His road to Channel 8 was not preordained, contrary to popular opinion. When he attended Stephen F. Austin State University, Shipp decided he wasn't going to follow his father's career path. "I wanted to make more money than my old man," he says. After deadly dull business courses and a failed math class, Shipp realized that he was too hooked on the news junk to take a job that wasn't fun. He worked sidelines for a college radio station, but he realized that covering sports takes all the joy out of the games. So, he got a gig at a Lufkin TV station, taking classes in the morning and driving 45 minutes every day to do "three crap stories" from 1 p.m. to 10 p.m. After that, it was jobs in Amarillo and Tulsa.
"Meanwhile, I kept sending audition tapes to Channel 8, saying 'I'm ready,'" he says. "Their response was always, 'Kid, you ain't ready.'" So, he went to work at Channel 4 for three years doing investigative work. Every time he broke a story, he was, in effect, hosing Channel 8. "Believe me," he says with a grin, "it felt good."
He finally landed at Channel 8 in 1995. He's broken several stories since, including some involving the Dallas Independent School District. To his credit, he can laugh about being beaten by the Dallas Observer a few years back covering former DISD head Yvonne Gonzalez: "I was calling her a 'fraud-buster,'" he says, chuckling. His easygoing, quick-to-laugh nature is even more appreciated when compared with some self-important TV goobs who have achieved far less than Shipp.
He turns serious, though, when I bring up a constant complaint from this corner: that Channel 8 no longer feels compelled to dance with the ones what brung 'em. I mention that more than one person has called and complained about specific managers and policies that seem to undermine the station's once-inarguable greatness.
"Let me start by saying, there are some people who aren't happy unless they're unhappy, OK?" he says, fixing me with a very un-Shipp-like stare. "Those people have the option of not renewing their contracts. They don't. They renew their contracts. Because they know this: I've got friends at every other station in town, and where you may have 25 or 40 percent of the newsroom upset at Channel 8, at the other stations you have 95 percent of people who are unhappy about the way things are done. They hate their news directors, they hate their owners, they hate their news product, they hate the sensationalism, they hate the live shots, they hate where they are. And any of them would take a pay cut to come to Channel 8. Any of them."

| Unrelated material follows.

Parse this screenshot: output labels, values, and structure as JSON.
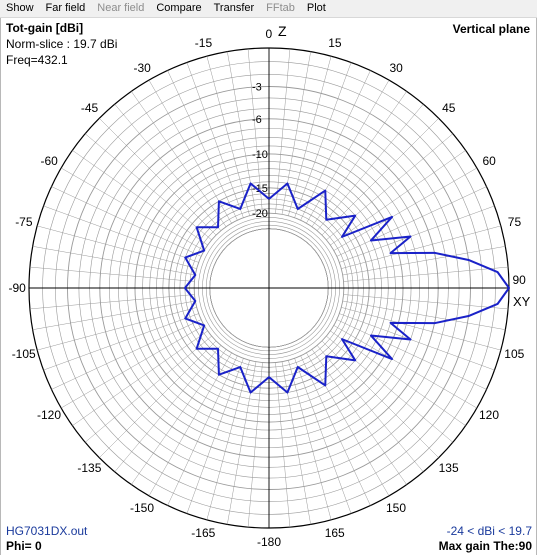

He's wound up now. "Friday, I fought with my news director all day long on a story. It started at the 9 o'clock meeting, because I thought he was trying to poison a story that I believe in, because he didn't like it for whatever reason. I didn't pick up the phone and call you. I fought. I spent all day fighting for that story. I could either roll over and let him have his way, let him win, or I could fight. And it was the lead story at 6 [p.m.]."
Fair enough. It's an argument for another day. I move on. But being Bert Shipp's son, wedded to the caustic world of exposés and blood-'n'-guts journalism, he can't help but edit me. "That all the Belo questions you got?" he says. "That was easy." As if to say, gosh, Brett Shipp wouldn't be such a wussy.